How to use Carbon online
Run Carbon online by pasting canonical DNA or uploading FASTA or text files, then choosing generation, scoring, or compare mode. ProteinIQ runs the selected Hugging Face Carbon checkpoint and returns generated DNA, likelihood scores, reference-versus-alternate deltas, spreadsheet data, and downloadable CSV or JSON files.
Carbon requires at least 6 bp because each DNA token represents one non-overlapping 6-mer. Sequences longer than the selected context window are scored or extended using the rightmost context segment. The maximum accepted sequence length is 786,432 bp.
Modes
In Compare mode, the reference and alternate can be entered in the dedicated settings fields. If those fields are empty, Carbon uses the first two submitted sequences.
Model choices
Carbon uses one DNA token per 6 bases. A 32,768-token context is therefore about 196,608 bp before accounting for model tags and generation budget.

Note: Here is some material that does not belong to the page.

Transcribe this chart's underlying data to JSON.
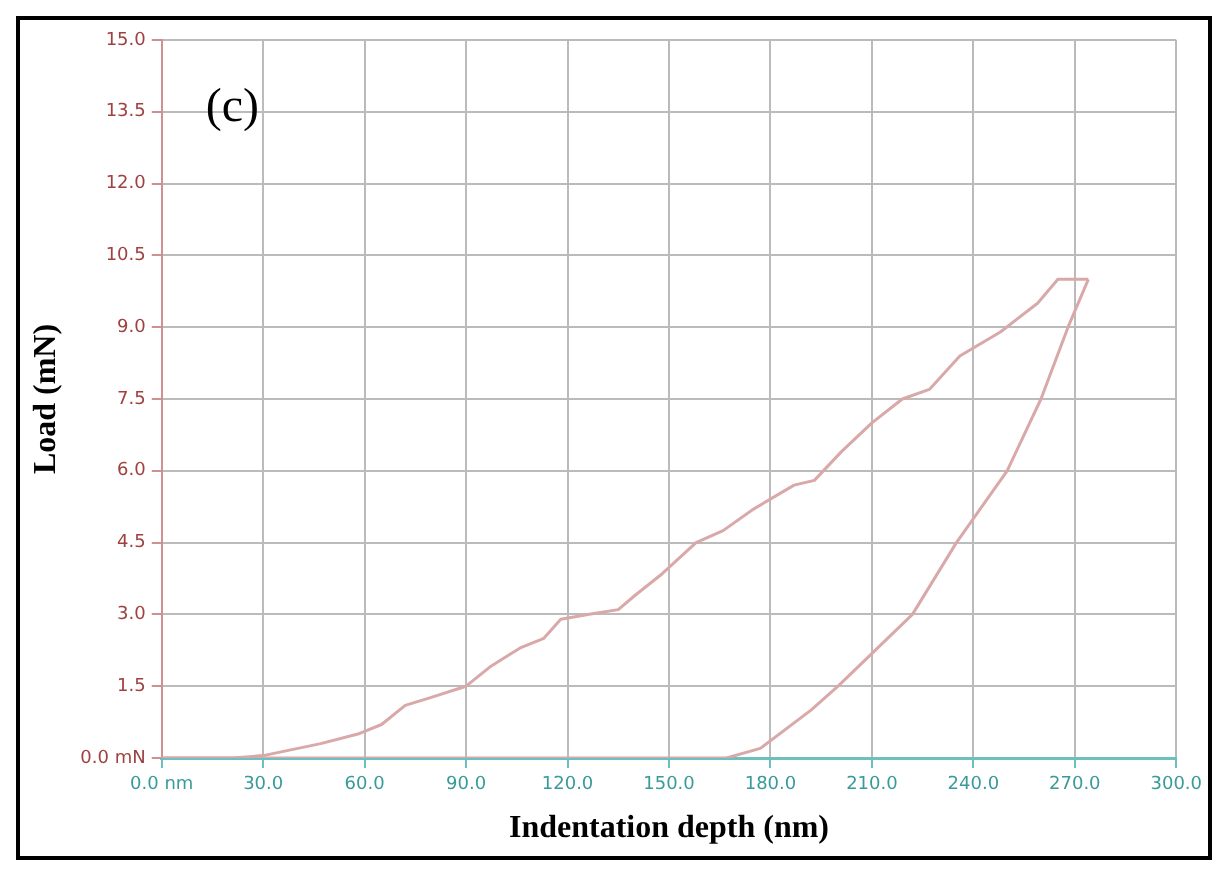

YaRN long-context inference is available for Carbon-3B and Carbon-8B. Carbon-500M runs at its native 8,192-token context.
Settings
Understanding Carbon results
Generation results
Generation mode returns one row per input sequence.
The highlighted bases in the result view are the generated continuation, not the full submitted sequence. Downloaded generation jobs also include carbon-generated-sequences.fasta, where each record contains the context and generated continuation together.
Score results
Score mode reports log likelihoods for each sequence.

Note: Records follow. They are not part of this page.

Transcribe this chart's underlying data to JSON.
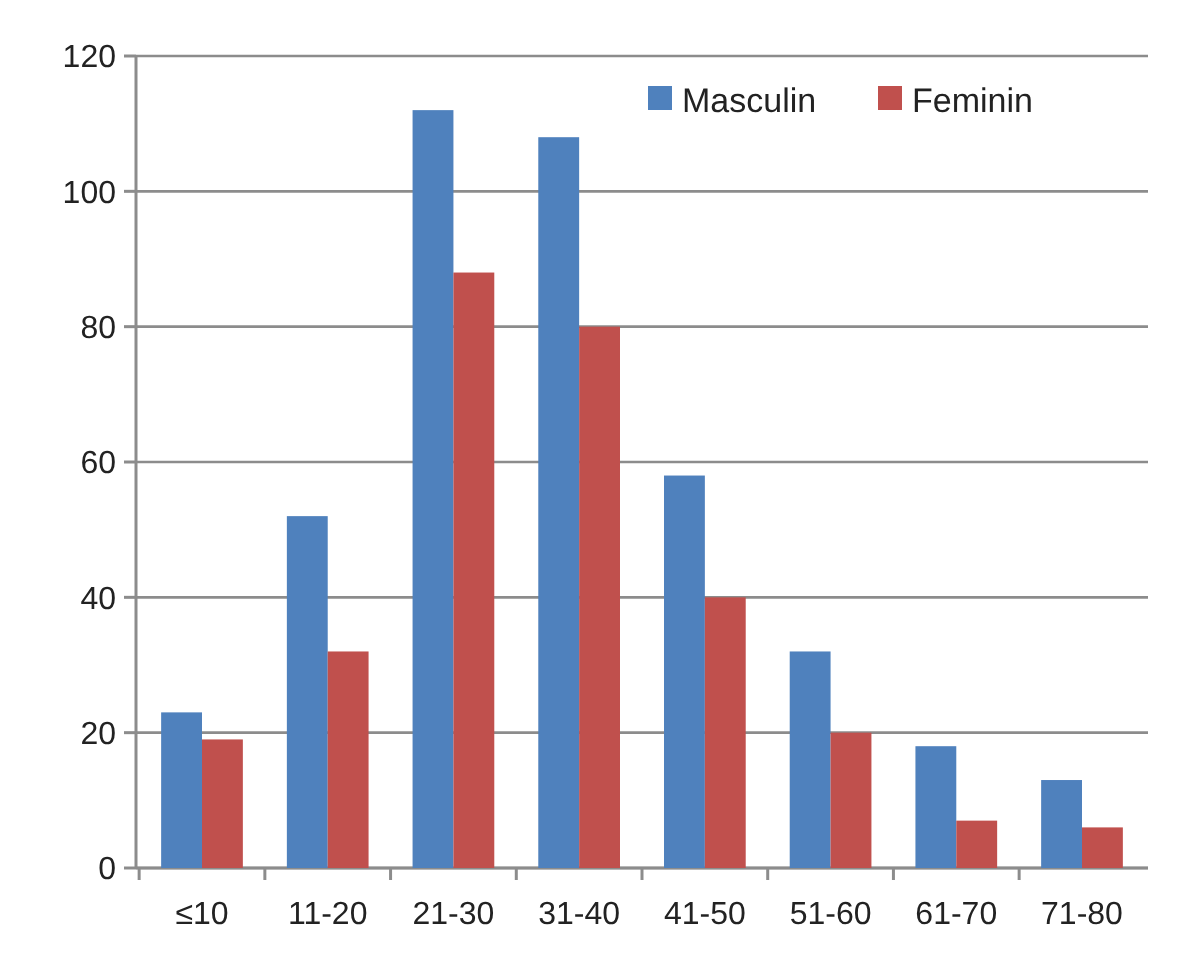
{
  "chart_data": {
    "type": "bar",
    "categories": [
      "≤10",
      "11-20",
      "21-30",
      "31-40",
      "41-50",
      "51-60",
      "61-70",
      "71-80"
    ],
    "series": [
      {
        "name": "Masculin",
        "color": "#4f81bd",
        "values": [
          23,
          52,
          112,
          108,
          58,
          32,
          18,
          13
        ]
      },
      {
        "name": "Feminin",
        "color": "#c0504d",
        "values": [
          19,
          32,
          88,
          80,
          40,
          20,
          7,
          6
        ]
      }
    ],
    "ylim": [
      0,
      120
    ],
    "yticks": [
      0,
      20,
      40,
      60,
      80,
      100,
      120
    ],
    "grid": "y",
    "legend": "top right"
  }
}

mean_logp is usually the most useful score for comparing sequences of similar length. It is not a calibrated biological effect size, binding score, pathogenicity probability, or expression measurement.
Compare results
Compare mode returns one row for the reference-versus-alternate pair.
For single-base or short edits in a fixed-length context, delta_mean_logp is the clearest comparison column. For insertions, deletions, or sequences of different length, inspect both mean and total deltas because length changes affect total log probability directly.
Downloaded files
How Carbon works
Carbon is a decoder-only Transformer model family trained on DNA and RNA sequence data. The key modeling choice is its hybrid tokenizer: English and metadata tokens use a text vocabulary, while DNA inside a <dna> block uses fixed non-overlapping 6-mers. ProteinIQ handles the DNA tag internally, so submitted DNA is tokenized in Carbon's DNA mode.
The 6-mer design improves efficiency because each model token represents 6 bp. It also creates practical constraints. Input must be canonical DNA, and the scored or generated context is aligned to 6-base boundaries. Carbon trims to the rightmost usable context when an input is longer than the selected window because autoregressive generation and scoring depend on the sequence immediately before the predicted bases.
Likelihood scoring follows the usual causal language model interpretation: the model estimates how probable each next DNA token or base is given the previous context. Higher log probability means the sequence is more expected under the selected Carbon checkpoint and context, not necessarily more functional in an experiment.
YaRN extends the rotary-position context used by the model. It is useful for long genomic contexts, but longer windows increase runtime and memory use, and very long extrapolated contexts can reduce retrieval quality. For short sequence scoring or generation, the native context is usually easier to interpret.
When to use Carbon vs alternatives
Carbon fits learned DNA sequence modeling tasks: generation, likelihood ranking, and zero-shot comparison of reference and alternate DNA sequences. It is not a multiple sequence alignment tool, variant annotation database, or wet-lab validation substitute.
Use AlphaGenome when the goal is variant effect prediction against genomic functional tracks rather than model likelihood. Use DNA to Protein Converter for translation, DNA to RNA converter for transcription, and Random DNA when a random control sequence is needed without learned genomic context.